On one hand, there's the thing that I want to do

On the other hand, I know I shouldn't do it. What's more, the more I give in, the harder it will be to do what's right.

Pull! Pull! Pull!

Thursday, April 19, 2007

OpenCourseWare Consortium

For those who're interested in getting materials from (good?) universities around, there's now the OpenCourseWare Consortium.

They have quite a few good universities included in the list already, and I think they'll add in more. MIT is amongst the list ;)

Tuesday, April 17, 2007

Exams starting

Exams are starting!

A bit the gan-cheong, and the more stress I get, the more I need to go things like watching movies, etc. =D

But that's beside the point of this post. Pls pray for me, ok? Not for me to do well in this exams, or even that the exam paper markers will give good grades, or for them to go temporarily blur when they mark my paper so that they'll just mark "correct" regardless (though it'd be nice =D), or for...

But rather, pray for me to just do my best, that whatever the outcome of this (I get the miraculous 1st class or 2nd upper class honours, or that I pass and clear uni normally, or that I fail and stay back one semester, or etc. etc. etc.), I will think, act and speak in a way that shows love towards others and a knowledge of what's truly best. (Phil 1:9-11)

Need to sleep soon liao. First paper in about 9 hours' time...

Monday, April 16, 2007

I now see one of the possible reasons that i don't know how to initiate conversations with people: i like structured conversations, following with the started conversation, talking to one or few people at the same time. The thing is that i might be overdoing it such that i never really initiated proper conversations much. Maybe. But then again this isn't of much real importance in itself.
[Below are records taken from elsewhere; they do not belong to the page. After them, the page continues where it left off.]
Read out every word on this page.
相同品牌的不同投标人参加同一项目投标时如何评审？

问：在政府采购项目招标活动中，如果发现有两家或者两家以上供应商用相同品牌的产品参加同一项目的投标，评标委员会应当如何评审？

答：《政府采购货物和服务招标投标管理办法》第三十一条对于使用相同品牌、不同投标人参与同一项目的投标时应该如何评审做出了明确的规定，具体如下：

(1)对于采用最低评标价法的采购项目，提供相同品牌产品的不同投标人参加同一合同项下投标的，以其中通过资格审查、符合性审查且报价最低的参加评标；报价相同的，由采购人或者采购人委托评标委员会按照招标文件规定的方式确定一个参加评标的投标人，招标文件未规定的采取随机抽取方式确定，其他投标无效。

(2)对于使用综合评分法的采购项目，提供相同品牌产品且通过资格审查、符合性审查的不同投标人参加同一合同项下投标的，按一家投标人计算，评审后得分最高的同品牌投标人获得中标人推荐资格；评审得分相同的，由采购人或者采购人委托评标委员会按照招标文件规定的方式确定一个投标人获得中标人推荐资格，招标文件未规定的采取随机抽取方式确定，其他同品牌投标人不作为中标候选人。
Am i really "able to teach", or am i not? Or is it just a matter to time, and continued reliance on God in this and effort on my part that's needed?

Have i been taking care of Fen, or even trying my best to do so? God has already revealed to us what is the most important thing by his actions on the cross. Yet...i fail to seek the best for her and others around, and to ask God precisely for this.

Even in terms of understanding titus, i can't seem to come to any conclusion yet as to my own questions. Easy to think one way, equally viable for the other route. What is the best then? Maybe I don't understand titus properly yet.

Still got so many things running through...but i must remember that it's ok to feel horrible when we realize our wrong. But true repentance is in turning back to God, not in feeling sad.

Guidance and the Voice of God

Found this book whilst I walked past Life bookstore at Jurong Point today. Would be interesting to find out what other books from MM are they starting to import.

PS: Well, you might know why the excitement at these books from MM being sold at more and more places seemingly =)

Turn!

As much as it is possible/ok to feel horrible on looking at what I should have done but did not do, or the wrong I did...


...I must remember, that true repentance is the change, the turning from my rebellion back to God and Christ, and not the emotions itself.


May this be so. With the right attitude now that I'm reminded on what should be, and with God's continued undeserved grace shown in countless ways.

Friday, April 13, 2007

Quick update; Code of conduct

I know I've not been blogging much lately, due to some timing constraints =P, or rather, my exams and some other things that require time.

I don't know whether I'll write much, or ever, but still would like to point this out. Just something light (but true) for those who're online/blog/post in forums a lot, and wish to be submit to the one who saved us =)

NB: The draft about the code of conduct being talked about is here, along with some lessons learned so far.

Friday, April 06, 2007

Work in Progress

Need..time..to..be..worked..on..

Please..be..patient..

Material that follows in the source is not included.